1. У плода обнаружена случайная хромосомная ошибка. Это самый распространенный сценарий. Вероятность, что такой же сбой повторится при следующей беременности, небольшая.
Зная об этом, паре будет проще избавиться от мыслей «а вдруг мы сделали что-то не так» и от страха перед новой беременностью.
2. У эмбриона обнаружены наследственные генетические нарушения. Например, один из родителей оказался носителем сбалансированной хромосомной перестройки. Он сам здоров, но передал эмбриону несбалансированный набор хромосом. При тестировании эмбриона можно это заподозрить.
При таком заключении паре будет полезно проконсультироваться у генетика. Врач предложит варианты снижения риска повтора невынашивания беременности, в том числе ЭКО с преимплантационным генетическим тестированием (ПГТ) — когда эмбрион проверяют на хромосомные аномалии до переноса в матку.
3. Бывает, что исследование не выявляет нарушений, у эмбриона нормальный хромосомный набор.
Такой результат может говорить о проблемах со здоровьем у родителей. Это повод на этапе планирования следующей беременности обратиться к гинекологу / репродуктологу.

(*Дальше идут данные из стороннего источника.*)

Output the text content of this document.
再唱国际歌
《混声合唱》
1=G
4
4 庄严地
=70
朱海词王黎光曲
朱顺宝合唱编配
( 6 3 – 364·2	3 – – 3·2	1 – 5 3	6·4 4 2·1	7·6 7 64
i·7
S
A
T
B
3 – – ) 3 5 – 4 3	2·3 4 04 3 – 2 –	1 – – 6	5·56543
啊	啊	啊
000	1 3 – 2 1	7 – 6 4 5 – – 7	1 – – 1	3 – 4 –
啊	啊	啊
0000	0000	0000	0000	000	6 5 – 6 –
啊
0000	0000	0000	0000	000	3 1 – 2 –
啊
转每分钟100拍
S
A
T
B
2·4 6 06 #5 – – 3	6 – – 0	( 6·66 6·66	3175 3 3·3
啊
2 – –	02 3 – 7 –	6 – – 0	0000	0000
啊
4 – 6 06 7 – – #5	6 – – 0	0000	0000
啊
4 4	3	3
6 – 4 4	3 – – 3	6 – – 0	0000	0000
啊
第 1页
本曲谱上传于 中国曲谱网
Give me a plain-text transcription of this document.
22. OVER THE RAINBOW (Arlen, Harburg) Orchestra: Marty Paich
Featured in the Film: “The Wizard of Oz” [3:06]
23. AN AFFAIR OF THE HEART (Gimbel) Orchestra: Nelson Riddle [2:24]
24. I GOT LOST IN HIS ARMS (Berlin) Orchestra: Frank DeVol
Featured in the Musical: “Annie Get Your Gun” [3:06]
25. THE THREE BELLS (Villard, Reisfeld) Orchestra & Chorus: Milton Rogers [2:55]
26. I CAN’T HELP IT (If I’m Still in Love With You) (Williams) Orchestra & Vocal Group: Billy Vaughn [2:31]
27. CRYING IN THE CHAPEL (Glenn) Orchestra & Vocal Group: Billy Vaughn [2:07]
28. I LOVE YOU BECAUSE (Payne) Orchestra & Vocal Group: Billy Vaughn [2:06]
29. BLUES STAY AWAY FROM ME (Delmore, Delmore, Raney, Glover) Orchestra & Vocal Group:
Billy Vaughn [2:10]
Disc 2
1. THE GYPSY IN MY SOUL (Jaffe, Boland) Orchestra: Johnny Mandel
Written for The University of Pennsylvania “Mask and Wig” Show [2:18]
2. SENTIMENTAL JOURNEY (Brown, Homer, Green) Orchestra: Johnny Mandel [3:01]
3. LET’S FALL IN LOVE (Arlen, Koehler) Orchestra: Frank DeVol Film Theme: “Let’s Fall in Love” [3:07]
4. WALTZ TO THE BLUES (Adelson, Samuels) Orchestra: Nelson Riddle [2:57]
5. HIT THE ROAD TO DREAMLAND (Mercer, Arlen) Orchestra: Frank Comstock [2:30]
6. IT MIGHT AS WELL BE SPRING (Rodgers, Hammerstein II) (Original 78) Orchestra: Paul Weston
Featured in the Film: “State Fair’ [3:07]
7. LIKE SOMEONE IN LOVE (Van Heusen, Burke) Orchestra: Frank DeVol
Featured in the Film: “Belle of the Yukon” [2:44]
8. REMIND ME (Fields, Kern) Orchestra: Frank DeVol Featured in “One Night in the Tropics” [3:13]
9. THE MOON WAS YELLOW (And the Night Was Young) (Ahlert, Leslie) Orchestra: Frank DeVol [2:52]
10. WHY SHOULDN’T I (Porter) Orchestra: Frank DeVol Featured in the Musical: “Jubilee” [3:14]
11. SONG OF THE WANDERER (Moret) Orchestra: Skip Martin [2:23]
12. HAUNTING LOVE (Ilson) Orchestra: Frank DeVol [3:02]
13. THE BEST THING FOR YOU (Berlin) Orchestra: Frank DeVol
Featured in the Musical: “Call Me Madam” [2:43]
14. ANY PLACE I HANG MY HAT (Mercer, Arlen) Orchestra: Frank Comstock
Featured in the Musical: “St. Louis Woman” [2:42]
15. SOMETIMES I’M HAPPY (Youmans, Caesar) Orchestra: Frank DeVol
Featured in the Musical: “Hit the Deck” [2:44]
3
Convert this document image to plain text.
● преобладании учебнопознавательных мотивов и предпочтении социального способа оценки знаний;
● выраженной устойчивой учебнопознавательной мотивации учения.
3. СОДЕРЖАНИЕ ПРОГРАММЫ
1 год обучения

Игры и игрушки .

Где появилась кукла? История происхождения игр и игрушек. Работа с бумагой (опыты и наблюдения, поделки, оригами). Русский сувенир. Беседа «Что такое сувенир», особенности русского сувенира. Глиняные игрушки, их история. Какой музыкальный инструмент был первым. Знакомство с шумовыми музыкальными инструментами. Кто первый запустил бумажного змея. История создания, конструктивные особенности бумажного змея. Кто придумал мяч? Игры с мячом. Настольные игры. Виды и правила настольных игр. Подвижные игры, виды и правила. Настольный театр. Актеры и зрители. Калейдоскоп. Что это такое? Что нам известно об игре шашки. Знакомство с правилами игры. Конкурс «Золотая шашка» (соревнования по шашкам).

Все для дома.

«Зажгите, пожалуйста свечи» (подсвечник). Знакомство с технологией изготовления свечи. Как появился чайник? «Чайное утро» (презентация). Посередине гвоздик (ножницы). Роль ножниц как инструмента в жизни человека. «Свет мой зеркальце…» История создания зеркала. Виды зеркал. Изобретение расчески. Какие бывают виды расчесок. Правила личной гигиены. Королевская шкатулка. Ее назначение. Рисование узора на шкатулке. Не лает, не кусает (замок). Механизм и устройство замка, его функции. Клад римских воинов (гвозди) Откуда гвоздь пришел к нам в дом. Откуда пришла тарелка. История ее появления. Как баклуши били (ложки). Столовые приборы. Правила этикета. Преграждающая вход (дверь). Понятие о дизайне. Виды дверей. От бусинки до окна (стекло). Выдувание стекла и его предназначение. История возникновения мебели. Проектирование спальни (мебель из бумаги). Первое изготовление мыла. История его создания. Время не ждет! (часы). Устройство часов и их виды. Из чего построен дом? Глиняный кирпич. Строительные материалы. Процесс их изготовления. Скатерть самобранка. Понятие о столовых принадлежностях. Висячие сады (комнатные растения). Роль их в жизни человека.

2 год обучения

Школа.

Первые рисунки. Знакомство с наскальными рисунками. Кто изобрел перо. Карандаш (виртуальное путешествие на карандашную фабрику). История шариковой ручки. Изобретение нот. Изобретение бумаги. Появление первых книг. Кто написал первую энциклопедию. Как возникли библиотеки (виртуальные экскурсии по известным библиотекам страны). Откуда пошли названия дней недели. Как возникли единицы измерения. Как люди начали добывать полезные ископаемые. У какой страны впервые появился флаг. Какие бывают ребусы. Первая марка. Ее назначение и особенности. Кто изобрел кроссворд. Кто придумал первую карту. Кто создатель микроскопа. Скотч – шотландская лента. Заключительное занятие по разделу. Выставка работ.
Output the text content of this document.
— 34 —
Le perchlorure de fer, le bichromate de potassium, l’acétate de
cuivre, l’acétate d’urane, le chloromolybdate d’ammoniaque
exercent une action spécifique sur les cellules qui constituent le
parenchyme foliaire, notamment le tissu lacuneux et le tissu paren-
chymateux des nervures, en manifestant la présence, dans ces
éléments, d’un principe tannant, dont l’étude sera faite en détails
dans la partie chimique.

Врач назначит паре обследования, в том числе у специалистов другого профиля.
Генетическое тестирование нежизнеспособного эмбриона помогает найти причину невынашивания, получить прогноз по будущей беременности и повысить шансы на её успех. Поэтому врачи рекомендуют проведение этого исследования — особенно тем, у кого беременность прерывается не в первый раз.